Task3: Measurements of persistent organic pollutants (organochlorine pesticides) The
analytical methodology used for measuring the targeted organochorine pesticides is derived
from procedures previously developed, validated, and accredited for other classes of
lipophilic persistent organic pollutants such as dioxins and PCB compounds. Briefly, a
preliminary step using accelerated solvent extraction (ASE) will be followed by successive
purification stages on activated silica and celite columns. The measurement will be performed
using gas chromatography coupled to high resolution and/or tandem mass spectrometry (GC-HRMS,
GC-MS/MS).
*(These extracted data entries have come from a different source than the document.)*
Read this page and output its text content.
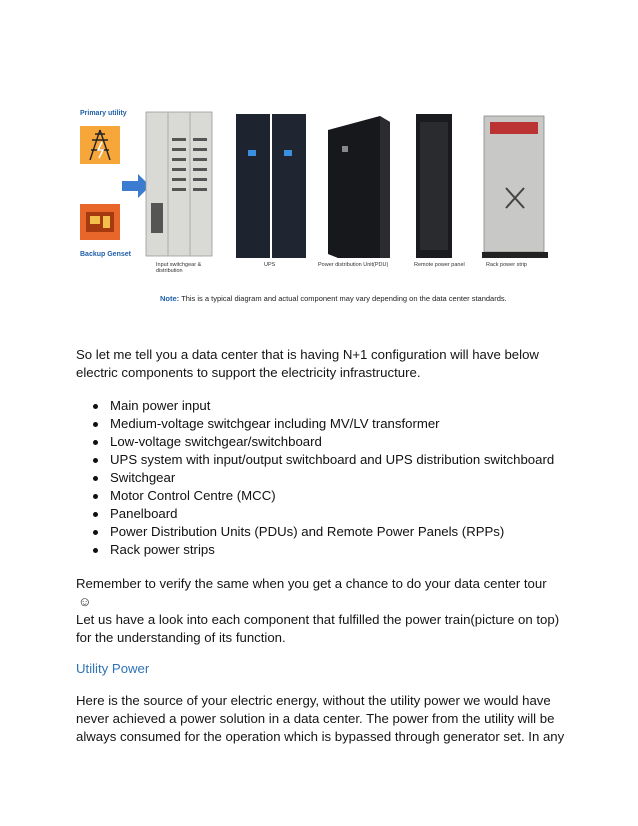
Primary utility
Backup Genset
Input switchgear & distribution
UPS	Power distribution Unit(PDU)	Remote power panel	Rack power strip
Note: This is a typical diagram and actual component may vary depending on the data center standards.

So let me tell you a data center that is having N+1 configuration will have below electric components to support the electricity infrastructure.

Main power input
Medium-voltage switchgear including MV/LV transformer
Low-voltage switchgear/switchboard
UPS system with input/output switchboard and UPS distribution switchboard
Switchgear
Motor Control Centre (MCC)
Panelboard
Power Distribution Units (PDUs) and Remote Power Panels (RPPs)
Rack power strips

Remember to verify the same when you get a chance to do your data center tour

☺

Let us have a look into each component that fulfilled the power train(picture on top) for the understanding of its function.

Utility Power

Here is the source of your electric energy, without the utility power we would have never achieved a power solution in a data center. The power from the utility will be always consumed for the operation which is bypassed through generator set. In any
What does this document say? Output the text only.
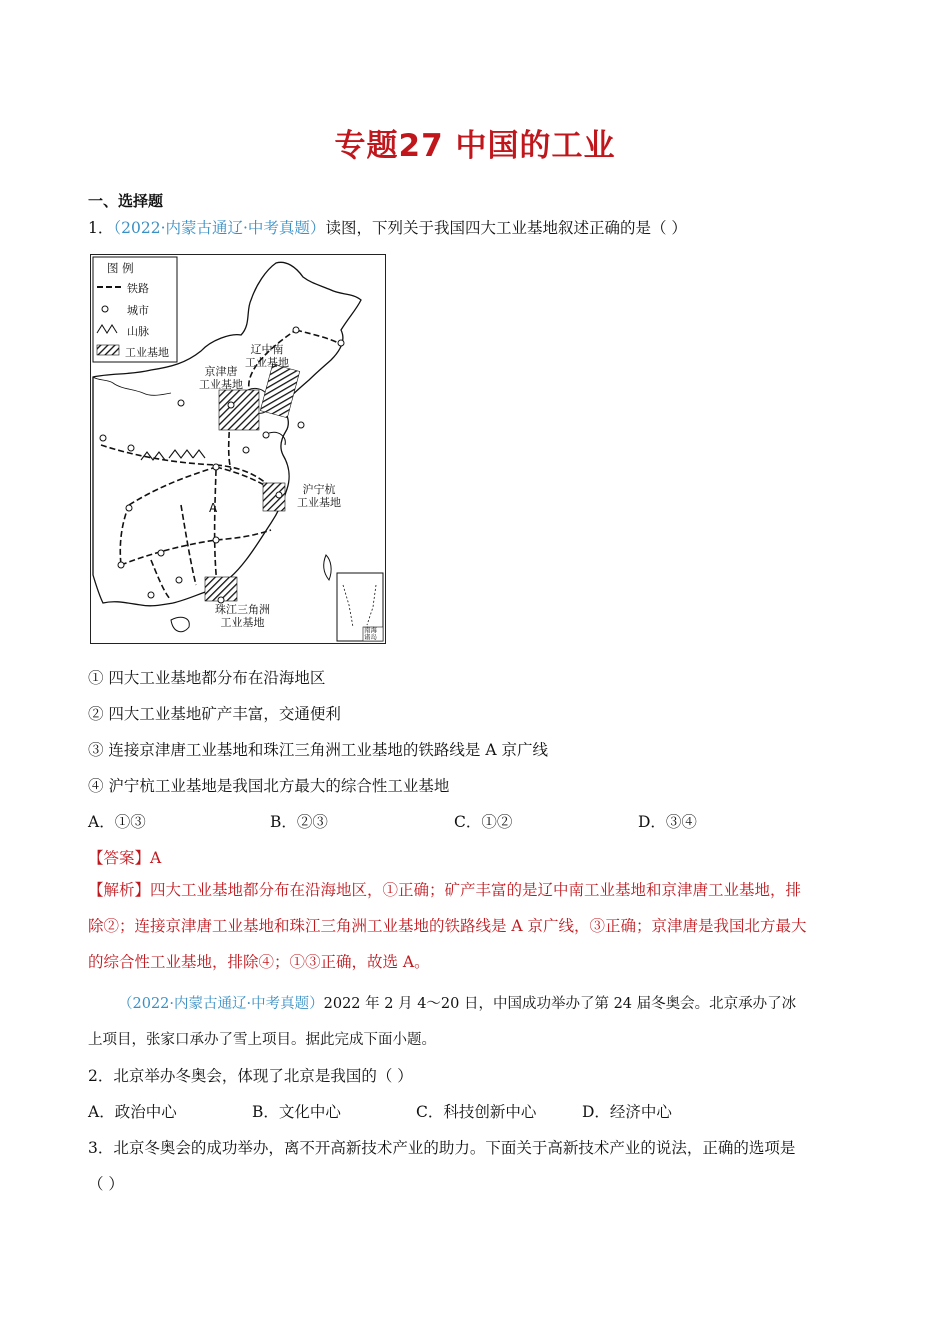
专题27 中国的工业
一、选择题
1．（2022·内蒙古通辽·中考真题）读图，下列关于我国四大工业基地叙述正确的是（ ）
图 例
铁路
城市
山脉
工业基地	辽中南
工业基地
京津唐
工业基地
沪宁杭
工业基地
珠江三角洲
工业基地
A
南海
诸岛
① 四大工业基地都分布在沿海地区
② 四大工业基地矿产丰富，交通便利
③ 连接京津唐工业基地和珠江三角洲工业基地的铁路线是 A 京广线
④ 沪宁杭工业基地是我国北方最大的综合性工业基地
A．①③	B．②③	C．①②	D．③④
【答案】A
【解析】四大工业基地都分布在沿海地区，①正确；矿产丰富的是辽中南工业基地和京津唐工业基地，排
除②；连接京津唐工业基地和珠江三角洲工业基地的铁路线是 A 京广线，③正确；京津唐是我国北方最大
的综合性工业基地，排除④；①③正确，故选 A。
（2022·内蒙古通辽·中考真题）2022 年 2 月 4～20 日，中国成功举办了第 24 届冬奥会。北京承办了冰
上项目，张家口承办了雪上项目。据此完成下面小题。
2．北京举办冬奥会，体现了北京是我国的（ ）
A．政治中心	B．文化中心	C．科技创新中心	D．经济中心
3．北京冬奥会的成功举办，离不开高新技术产业的助力。下面关于高新技术产业的说法，正确的选项是
（ ）
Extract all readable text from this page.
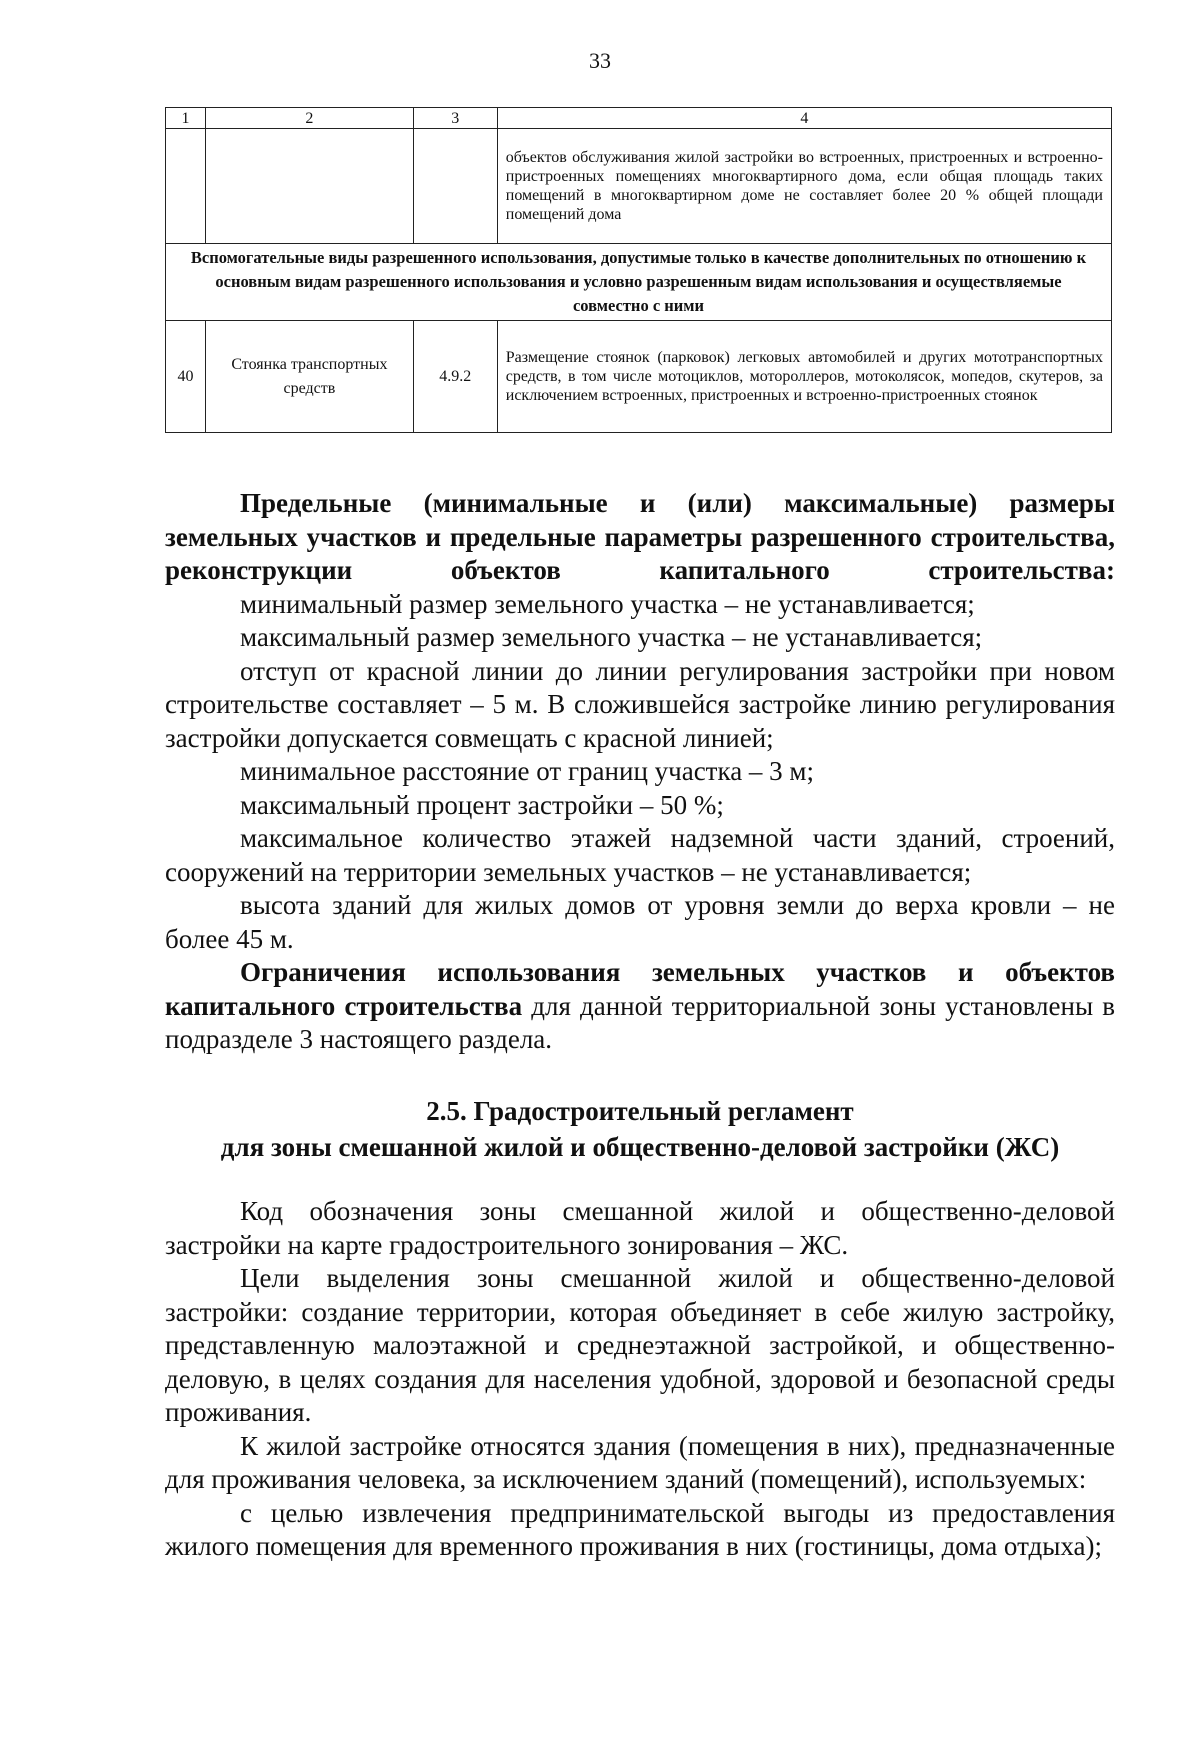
33
1	2	3	4
			объектов обслуживания жилой застройки во встроенных, пристроенных и встроенно-пристроенных помещениях многоквартирного дома, если общая площадь таких помещений в многоквартирном доме не составляет более 20 % общей площади помещений дома
Вспомогательные виды разрешенного использования, допустимые только в качестве дополнительных по отношению к основным видам разрешенного использования и условно разрешенным видам использования и осуществляемые совместно с ними			
40	Стоянка транспортных средств	4.9.2	Размещение стоянок (парковок) легковых автомобилей и других мототранспортных средств, в том числе мотоциклов, мотороллеров, мотоколясок, мопедов, скутеров, за исключением встроенных, пристроенных и встроенно-пристроенных стоянок

Предельные (минимальные и (или) максимальные) размеры земельных участков и предельные параметры разрешенного строительства, реконструкции объектов капитального строительства:

минимальный размер земельного участка – не устанавливается;

максимальный размер земельного участка – не устанавливается;

отступ от красной линии до линии регулирования застройки при новом строительстве составляет – 5 м. В сложившейся застройке линию регулирования застройки допускается совмещать с красной линией;

минимальное расстояние от границ участка – 3 м;

максимальный процент застройки – 50 %;

максимальное количество этажей надземной части зданий, строений, сооружений на территории земельных участков – не устанавливается;

высота зданий для жилых домов от уровня земли до верха кровли – не более 45 м.

Ограничения использования земельных участков и объектов капитального строительства для данной территориальной зоны установлены в подразделе 3 настоящего раздела.

2.5. Градостроительный регламент
для зоны смешанной жилой и общественно-деловой застройки (ЖС)

Код обозначения зоны смешанной жилой и общественно-деловой застройки на карте градостроительного зонирования – ЖС.

Цели выделения зоны смешанной жилой и общественно-деловой застройки: создание территории, которая объединяет в себе жилую застройку, представленную малоэтажной и среднеэтажной застройкой, и общественно-деловую, в целях создания для населения удобной, здоровой и безопасной среды проживания.

К жилой застройке относятся здания (помещения в них), предназначенные для проживания человека, за исключением зданий (помещений), используемых:

с целью извлечения предпринимательской выгоды из предоставления жилого помещения для временного проживания в них (гостиницы, дома отдыха);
The quantification will be achieved according to the isotopic dilution method
(i.e. using 13C labeled analogous as internal standards). The selection of the main targeted
substances will be preliminary based on the Stockholm convention that lists about 12 major
pesticides of concern.
The multicenter standardized clinical and biological database will identify 2 homogeneous
groups of PCa patients with characteristics of either aggressive or potentially indolent
disease. The investigators expect that the analysis of pelvic adipose tissue will demonstrate
whether some categories of 1/ Lipids (reflecting the diet), 2/ Adipokines and 3/ Stored
Xenobiotics are preferentially associated with a greater or lower risk of PCa aggressiveness.
Such identification could then lead to preventive strategies.